Poster
in
Workshop: Gamification and Multiagent Solutions
Global Convergence of Multi-Agent Policy Gradient in Markov Potential Games
Stefanos Leonardos · Will Overman · Ioannis Panageas · Georgios Piliouras
Potential games are one of the most important and widely studied classes of normal-form games. They define the archetypal setting of multi-agent coordination in which all agents utilities are perfectly aligned via a common potential function. Can we embed this intuitive framework in the setting of Markov games? What are the similarities and differences between multi-agent coordination with and without state dependence? To answer these questions, we study a natural class of Markov Potential Games (MPGs) that generalizes prior attempts to capture complex stateful multi-agent coordination. Counter-intuitively, insights from normal-form potential games do not carry over since MPGs involve Markov games with zero-sum state-games, but Markov games in which all state-games are potential games are not necessarily MPGs.

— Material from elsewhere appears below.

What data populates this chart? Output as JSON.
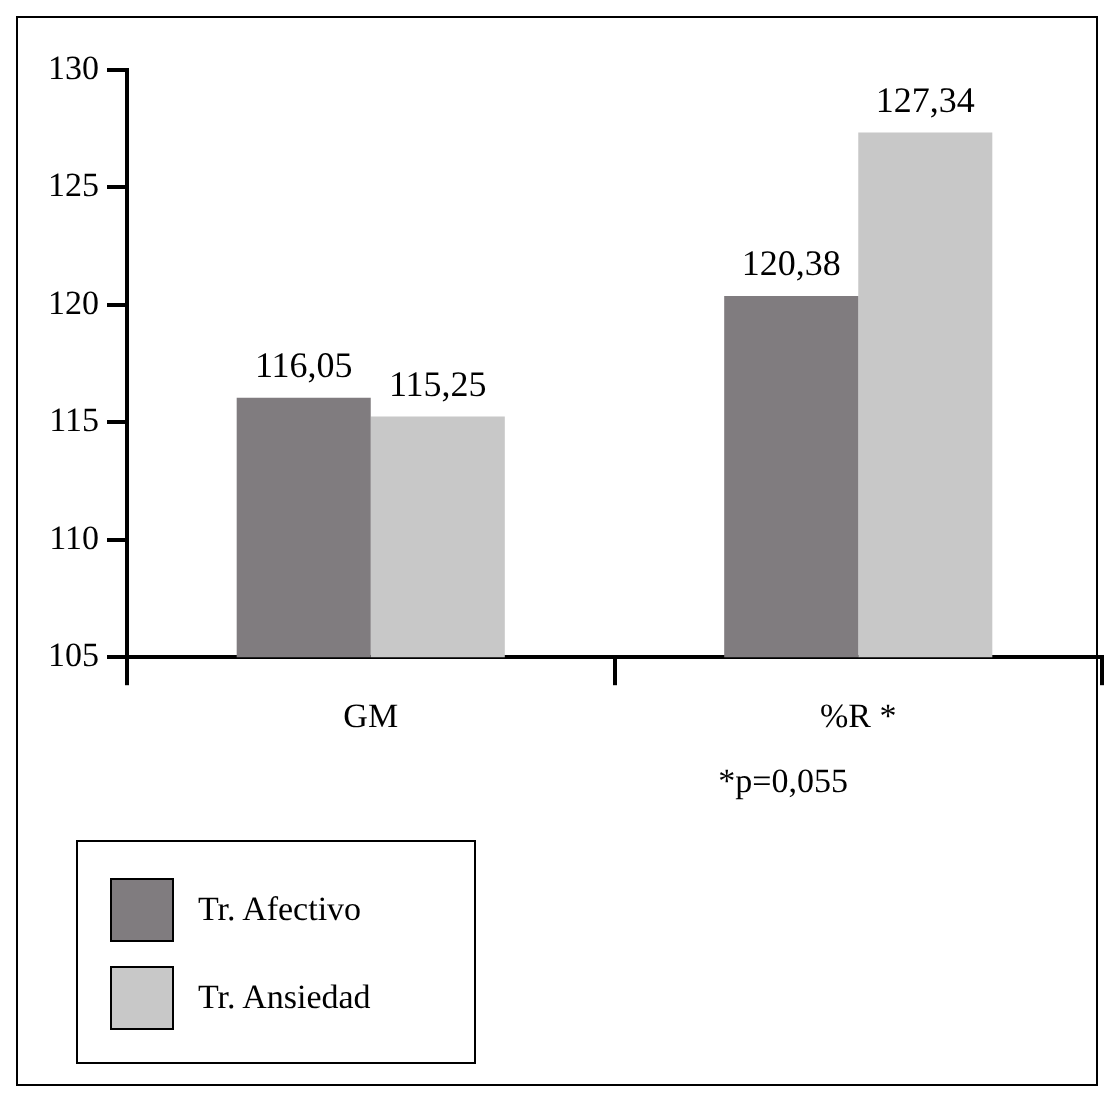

Nevertheless, MPGs showcase standard desirable properties such as the existence of deterministic Nash policies. In our main result, we prove convergence of independent policy gradient and its stochastic counterpart to Nash policies at a rate that is polynomial in the approximation error by adapting single-agent gradient domination properties to multi-agent settings. This answers questions on the convergence of finite-sample, independent policy gradient methods beyond settings of pure conflicting or pure common interests.